• Commercial Tenant Found To Not Be a “Landowner” Of Common Areas Under Colorado’s Premises Liability Act
  • April 27, 2015 | Author: Christina M. Gilbertson
  • Law Firm: Wood, Smith, Henning & Berman LLP - Highlands Ranch Office
  • Why This Case is Important

     In this case, the Colorado Supreme Court considers whether a clinic that was the main tenant at a medical campus qualifies as a “landowner” (as defined by the Premises Liability Act - the “PLA”) of a common area sidewalk where the Plaintiff fell and sustained injuries. The Court determined that the clinic was not a “landowner” of the common area sidewalk because it had only a right of non-exclusive use of the sidewalk and the landlord retained responsibility for maintaining the area. The Supreme Court emphasized that the public passing through common areas to access a tenant’s business does not necessarily mean that the tenant is conducting an activity in the common areas.

    Facts of the Case

    Barbara Jordan sued Panorama Orthopedics & Spine Center, PC (“Panorama”) for premises liability and negligence. After receiving medical treatment at Panorama, Jordan was walking to the parking lot when she tripped over uneven sidewalk slabs near Panorama’s main entrance. Jordan fell to the ground, suffering an orbital (eye socket) fracture and a concussion.
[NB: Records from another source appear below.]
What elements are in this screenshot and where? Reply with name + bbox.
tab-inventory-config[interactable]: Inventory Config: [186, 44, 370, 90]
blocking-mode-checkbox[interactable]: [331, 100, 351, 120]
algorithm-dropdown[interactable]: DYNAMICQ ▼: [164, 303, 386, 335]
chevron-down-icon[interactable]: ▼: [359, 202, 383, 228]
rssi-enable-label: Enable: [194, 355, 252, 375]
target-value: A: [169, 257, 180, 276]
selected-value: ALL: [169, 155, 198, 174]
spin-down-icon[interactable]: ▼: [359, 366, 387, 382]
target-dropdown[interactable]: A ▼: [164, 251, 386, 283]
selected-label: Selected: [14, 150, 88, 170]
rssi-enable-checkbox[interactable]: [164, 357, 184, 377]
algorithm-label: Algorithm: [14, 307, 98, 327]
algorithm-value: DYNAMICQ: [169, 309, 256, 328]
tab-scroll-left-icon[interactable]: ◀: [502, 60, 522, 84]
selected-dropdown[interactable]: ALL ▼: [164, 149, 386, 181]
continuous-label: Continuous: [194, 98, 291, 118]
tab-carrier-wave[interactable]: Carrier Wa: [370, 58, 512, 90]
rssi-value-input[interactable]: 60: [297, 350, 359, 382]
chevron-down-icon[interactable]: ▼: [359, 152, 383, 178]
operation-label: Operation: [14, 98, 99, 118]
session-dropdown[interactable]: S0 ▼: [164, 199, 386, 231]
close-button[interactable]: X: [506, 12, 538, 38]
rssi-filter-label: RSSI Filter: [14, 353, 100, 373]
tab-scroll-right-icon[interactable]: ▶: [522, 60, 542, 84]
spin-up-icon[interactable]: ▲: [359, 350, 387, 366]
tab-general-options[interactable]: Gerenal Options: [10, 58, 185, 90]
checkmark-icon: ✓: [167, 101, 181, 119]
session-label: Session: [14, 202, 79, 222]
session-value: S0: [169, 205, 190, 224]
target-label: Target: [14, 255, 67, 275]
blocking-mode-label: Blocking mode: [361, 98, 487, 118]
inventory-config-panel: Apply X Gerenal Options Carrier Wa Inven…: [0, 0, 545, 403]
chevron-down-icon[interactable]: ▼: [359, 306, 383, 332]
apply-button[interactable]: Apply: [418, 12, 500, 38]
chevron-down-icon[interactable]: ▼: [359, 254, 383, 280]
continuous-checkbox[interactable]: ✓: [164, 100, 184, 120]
    Panorama is a large orthopedics clinic that receives over 100,000 patient visits each year. Panorama operated out of a single building which had a sign bearing Panorama’s name, although there were three other tenants in the building who provided supplemental medical services to Panorama’s patients. Panorama was the largest tenant in the building and operated a reception desk for the entire building. Under its lease, Panorama also had 25 reserved spaces in the parking lot for its exclusive use.

    Panorama’s lease defined the leased “Premises” as the space within the building occupied by Panorama. The lease defined “Common Areas” as those areas provided by the landlord for the non-exclusive use of the tenants including, but not limited to, sidewalks. The lease required that the landlord maintain the sidewalks, although Panorama was permitted to provide emergency repairs if the landlord failed to do so. The lease also stated that Panorama “assumes all risk of damage to property or injury to persons in, upon or about the Premises from any cause,” and Panorama agreed to indemnify the landlord for any claim related to the tenancy.

    The Ruling

    The PLA limits a landowner’s potential liability for an injury occurring to another on his property to instances when such injuries occur as a result of some condition of the landowner’s property, or as a result of activities conducted on the landowner’s property. The PLA is meant to define what duties a landowner owes to others because of his legal capacity as a “landowner,” as defined by the PLA. Under the PLA, a person/entity is considered a “landowner” if:
    1. It is in possession of real property; or
    2. It is legally responsible for the condition of real property, the activities conducted on real property, or the circumstances existing on real property.
    At the outset, the Supreme Court said that Panorama was not in possession of the sidewalk because, under the terms of the lease, Panorama had only a right of non-exclusive use. The Supreme Court said that Panorama’s status as the largest tenant, its sign out front, and its operation of the reception desk for the entire building were not enough to establish that Panorama was “in possession of” the sidewalk in front of the building. The primary factor bearing on the Supreme Court’s decision was the “non-exclusive use” language in Panorama’s lease. The Supreme Court said that possession of real property does not necessarily require the right to exclude all others, but it does require the right to exclude, at least, some others.

    The Supreme Court went on to rule that the second definition of “landowner” also did not apply to Panorama in these circumstances. Under the terms of Panorama’s lease, the landlord was responsible for maintenance and upkeep of the sidewalk. Panorama’s non-exclusive right to use the sidewalk did not make it legally responsible for its conditions, its circumstances, or the activities conducted thereon. The Supreme Court said that the contractual provision in which Panorama agreed to indemnify the landlord regarding its tenancy had no bearing on the determination of whether Panorama is considered a “landowner” of the common areas under the PLA. Rather, the Court’s analysis of the PLA is wholly separate from its analysis of contract that may exist between parties.

    Lessons to be Learned from This Case

    Under the PLA, a commercial tenant will generally not be liable as a “landowner” for injuries occurring by reason of conditions of common areas in or around its leased space, or activities conducted thereon, simply because that tenant’s customers must pass through common areas to reach the tenant’s business. However, this is not a blanket protection applying in all circumstances. Rather, the Court reiterated that claims under the PLA must be evaluated on a case-by-case basis. Tenants should be wary of what maintenance/upkeep responsibilities they undertake under the terms of their leases. Had the tenant in this case undertaken the responsibility of general maintenance and upkeep, even had it been a shared responsibility with the landlord, the Supreme Court would likely have held it to be a “landowner” under the PLA and, therefore, liable for Jordan’s injuries.